Писатели, которые собрались, были все гораздо старше нас, но я всегда дружил с теми, кто старше. Она смотрела на них потрясенно, как на портреты, превратившиеся в людей.
Тамадой избрали кавказского прозаика, всегда неунывающего, полного застольной энергии, похожего на неостановимо снующий сперматозоид с длинным лукавым носом. Тогда она первый раз услышала слово «тамада». Первое, что сделал новоизбранный тамада, это снял пояс со штанов и надел его поверх пиджака, якобы по какому-то, только ему известному, кавказскому обычаю.
Таким невеличавым поведением лауреата Сталинской премии она была раздавлена, как хрустальный бокал мусоровозом.

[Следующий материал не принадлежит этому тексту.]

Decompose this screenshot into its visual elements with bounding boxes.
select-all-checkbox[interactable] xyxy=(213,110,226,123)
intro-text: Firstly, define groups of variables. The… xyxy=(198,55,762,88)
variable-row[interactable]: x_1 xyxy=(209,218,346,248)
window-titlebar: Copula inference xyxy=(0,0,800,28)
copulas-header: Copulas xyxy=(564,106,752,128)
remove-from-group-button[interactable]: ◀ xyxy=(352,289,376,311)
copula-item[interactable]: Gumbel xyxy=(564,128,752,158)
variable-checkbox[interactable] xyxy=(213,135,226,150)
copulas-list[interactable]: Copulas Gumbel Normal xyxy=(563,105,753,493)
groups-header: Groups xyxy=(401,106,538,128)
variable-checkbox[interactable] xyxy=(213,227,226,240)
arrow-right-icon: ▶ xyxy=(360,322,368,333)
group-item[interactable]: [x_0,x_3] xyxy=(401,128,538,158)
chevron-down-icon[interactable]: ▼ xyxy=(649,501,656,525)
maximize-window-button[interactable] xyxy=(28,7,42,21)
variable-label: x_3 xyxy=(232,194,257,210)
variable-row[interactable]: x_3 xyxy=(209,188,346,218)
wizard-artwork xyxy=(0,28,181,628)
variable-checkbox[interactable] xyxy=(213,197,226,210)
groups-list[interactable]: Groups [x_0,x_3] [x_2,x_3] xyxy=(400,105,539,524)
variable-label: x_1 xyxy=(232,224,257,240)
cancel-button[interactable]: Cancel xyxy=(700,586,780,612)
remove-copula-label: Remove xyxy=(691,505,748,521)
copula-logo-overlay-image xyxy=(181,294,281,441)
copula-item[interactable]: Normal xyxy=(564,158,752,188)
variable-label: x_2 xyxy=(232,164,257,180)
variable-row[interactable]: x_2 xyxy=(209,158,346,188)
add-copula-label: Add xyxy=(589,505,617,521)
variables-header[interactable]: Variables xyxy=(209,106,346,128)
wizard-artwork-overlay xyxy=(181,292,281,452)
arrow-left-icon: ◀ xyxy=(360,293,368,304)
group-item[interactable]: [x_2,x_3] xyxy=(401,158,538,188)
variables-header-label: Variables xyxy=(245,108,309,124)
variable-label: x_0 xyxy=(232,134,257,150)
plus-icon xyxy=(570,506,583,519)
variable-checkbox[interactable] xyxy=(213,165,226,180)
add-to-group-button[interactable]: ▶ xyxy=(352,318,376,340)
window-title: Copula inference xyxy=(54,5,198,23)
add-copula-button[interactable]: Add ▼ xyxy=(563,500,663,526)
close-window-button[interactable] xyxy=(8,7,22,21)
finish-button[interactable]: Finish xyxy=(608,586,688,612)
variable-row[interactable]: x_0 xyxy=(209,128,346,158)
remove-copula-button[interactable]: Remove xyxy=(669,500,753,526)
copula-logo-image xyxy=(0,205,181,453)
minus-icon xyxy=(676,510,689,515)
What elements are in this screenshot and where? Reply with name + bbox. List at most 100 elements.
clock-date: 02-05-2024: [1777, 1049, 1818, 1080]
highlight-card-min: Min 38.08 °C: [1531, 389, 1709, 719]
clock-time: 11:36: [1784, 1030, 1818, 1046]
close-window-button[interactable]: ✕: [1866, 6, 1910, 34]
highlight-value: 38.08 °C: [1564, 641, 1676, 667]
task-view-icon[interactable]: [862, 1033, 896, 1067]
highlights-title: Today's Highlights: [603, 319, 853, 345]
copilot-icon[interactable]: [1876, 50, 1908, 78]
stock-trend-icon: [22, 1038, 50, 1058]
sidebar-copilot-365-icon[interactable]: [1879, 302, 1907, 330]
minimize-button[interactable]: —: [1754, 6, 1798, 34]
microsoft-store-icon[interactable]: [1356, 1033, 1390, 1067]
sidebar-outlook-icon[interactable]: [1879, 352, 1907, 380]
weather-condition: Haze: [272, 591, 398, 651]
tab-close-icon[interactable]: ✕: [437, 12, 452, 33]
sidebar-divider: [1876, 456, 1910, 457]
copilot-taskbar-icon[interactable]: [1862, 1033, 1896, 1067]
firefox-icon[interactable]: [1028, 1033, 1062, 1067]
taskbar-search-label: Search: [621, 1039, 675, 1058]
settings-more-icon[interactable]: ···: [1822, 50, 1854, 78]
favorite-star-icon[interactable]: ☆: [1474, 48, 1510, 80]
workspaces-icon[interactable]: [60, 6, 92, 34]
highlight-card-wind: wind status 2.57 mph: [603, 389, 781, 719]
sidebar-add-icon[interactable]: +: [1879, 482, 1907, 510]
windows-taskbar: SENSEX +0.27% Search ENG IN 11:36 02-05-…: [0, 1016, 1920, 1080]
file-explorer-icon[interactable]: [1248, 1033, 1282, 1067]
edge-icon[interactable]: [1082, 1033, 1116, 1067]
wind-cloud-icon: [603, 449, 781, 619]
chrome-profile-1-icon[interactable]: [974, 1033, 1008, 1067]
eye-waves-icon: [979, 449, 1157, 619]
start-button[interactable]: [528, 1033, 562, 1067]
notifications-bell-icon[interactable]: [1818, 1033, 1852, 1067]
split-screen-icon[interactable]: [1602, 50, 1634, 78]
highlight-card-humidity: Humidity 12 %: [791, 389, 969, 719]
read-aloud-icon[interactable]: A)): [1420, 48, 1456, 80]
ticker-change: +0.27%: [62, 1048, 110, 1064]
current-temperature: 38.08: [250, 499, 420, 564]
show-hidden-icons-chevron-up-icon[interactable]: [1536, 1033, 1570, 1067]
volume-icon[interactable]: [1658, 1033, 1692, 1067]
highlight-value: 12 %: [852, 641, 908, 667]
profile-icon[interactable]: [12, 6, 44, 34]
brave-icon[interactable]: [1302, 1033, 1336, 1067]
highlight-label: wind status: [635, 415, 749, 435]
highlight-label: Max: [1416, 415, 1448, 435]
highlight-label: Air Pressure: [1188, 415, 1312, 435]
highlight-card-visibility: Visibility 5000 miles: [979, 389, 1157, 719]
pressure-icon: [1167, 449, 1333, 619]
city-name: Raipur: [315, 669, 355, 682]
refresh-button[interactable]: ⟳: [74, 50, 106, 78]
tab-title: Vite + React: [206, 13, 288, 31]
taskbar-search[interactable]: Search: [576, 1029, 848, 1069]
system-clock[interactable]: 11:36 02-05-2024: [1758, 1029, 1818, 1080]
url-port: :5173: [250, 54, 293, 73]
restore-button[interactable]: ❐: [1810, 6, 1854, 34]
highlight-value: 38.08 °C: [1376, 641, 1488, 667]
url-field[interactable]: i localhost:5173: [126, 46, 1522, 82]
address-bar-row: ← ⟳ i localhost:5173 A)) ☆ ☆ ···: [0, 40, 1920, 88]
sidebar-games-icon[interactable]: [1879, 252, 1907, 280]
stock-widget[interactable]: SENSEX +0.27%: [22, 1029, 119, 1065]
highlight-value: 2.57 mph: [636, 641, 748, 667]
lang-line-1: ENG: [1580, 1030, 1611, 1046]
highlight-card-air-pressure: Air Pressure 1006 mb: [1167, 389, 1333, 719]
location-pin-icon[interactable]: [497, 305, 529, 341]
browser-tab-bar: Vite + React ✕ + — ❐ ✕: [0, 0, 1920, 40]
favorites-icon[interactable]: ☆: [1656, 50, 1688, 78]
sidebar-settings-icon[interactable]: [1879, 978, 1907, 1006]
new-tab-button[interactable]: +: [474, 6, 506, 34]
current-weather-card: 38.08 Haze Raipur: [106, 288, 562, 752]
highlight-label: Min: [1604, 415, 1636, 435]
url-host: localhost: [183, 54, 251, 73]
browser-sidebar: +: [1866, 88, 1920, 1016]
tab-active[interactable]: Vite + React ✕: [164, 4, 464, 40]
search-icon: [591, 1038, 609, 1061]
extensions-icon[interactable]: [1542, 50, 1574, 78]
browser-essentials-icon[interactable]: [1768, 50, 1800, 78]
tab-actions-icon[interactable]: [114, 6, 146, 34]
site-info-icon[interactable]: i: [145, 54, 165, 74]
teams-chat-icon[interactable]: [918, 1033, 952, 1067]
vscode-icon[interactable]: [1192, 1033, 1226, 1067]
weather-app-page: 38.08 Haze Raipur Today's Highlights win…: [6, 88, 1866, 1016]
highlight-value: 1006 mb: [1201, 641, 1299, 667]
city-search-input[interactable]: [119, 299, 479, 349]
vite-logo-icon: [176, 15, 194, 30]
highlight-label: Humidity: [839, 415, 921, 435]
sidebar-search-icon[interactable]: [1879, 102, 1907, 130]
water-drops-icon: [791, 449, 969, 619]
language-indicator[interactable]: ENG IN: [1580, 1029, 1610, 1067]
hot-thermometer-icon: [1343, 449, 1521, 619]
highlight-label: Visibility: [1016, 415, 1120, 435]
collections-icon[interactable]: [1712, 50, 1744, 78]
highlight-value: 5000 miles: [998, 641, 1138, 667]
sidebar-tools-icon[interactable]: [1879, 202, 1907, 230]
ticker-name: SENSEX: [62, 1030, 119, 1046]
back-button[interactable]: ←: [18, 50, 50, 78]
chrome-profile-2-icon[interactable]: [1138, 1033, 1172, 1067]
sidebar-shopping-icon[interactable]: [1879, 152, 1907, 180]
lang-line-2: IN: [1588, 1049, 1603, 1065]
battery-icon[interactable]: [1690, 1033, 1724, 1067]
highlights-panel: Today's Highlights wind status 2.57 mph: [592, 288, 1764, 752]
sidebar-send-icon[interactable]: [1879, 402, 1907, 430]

Известный фронтовой поэт, тоже лауреат и тоже Сталинской премии, бывший футболист, с носом приплюснутым, как у боксера, почему-то скомкал бумажную салфетку и начал с дворовой виртуозностью подбивать ее в воздухе внутренней стороной ботинка, выражаясь по-футбольному – «щечкой». Именно так тогдашняя дворовая шпана играла на интерес или даже на деньги – кругленьким кусочком меха со свинцовой пластинкой посередине – это называлось «пушок» или «зоска».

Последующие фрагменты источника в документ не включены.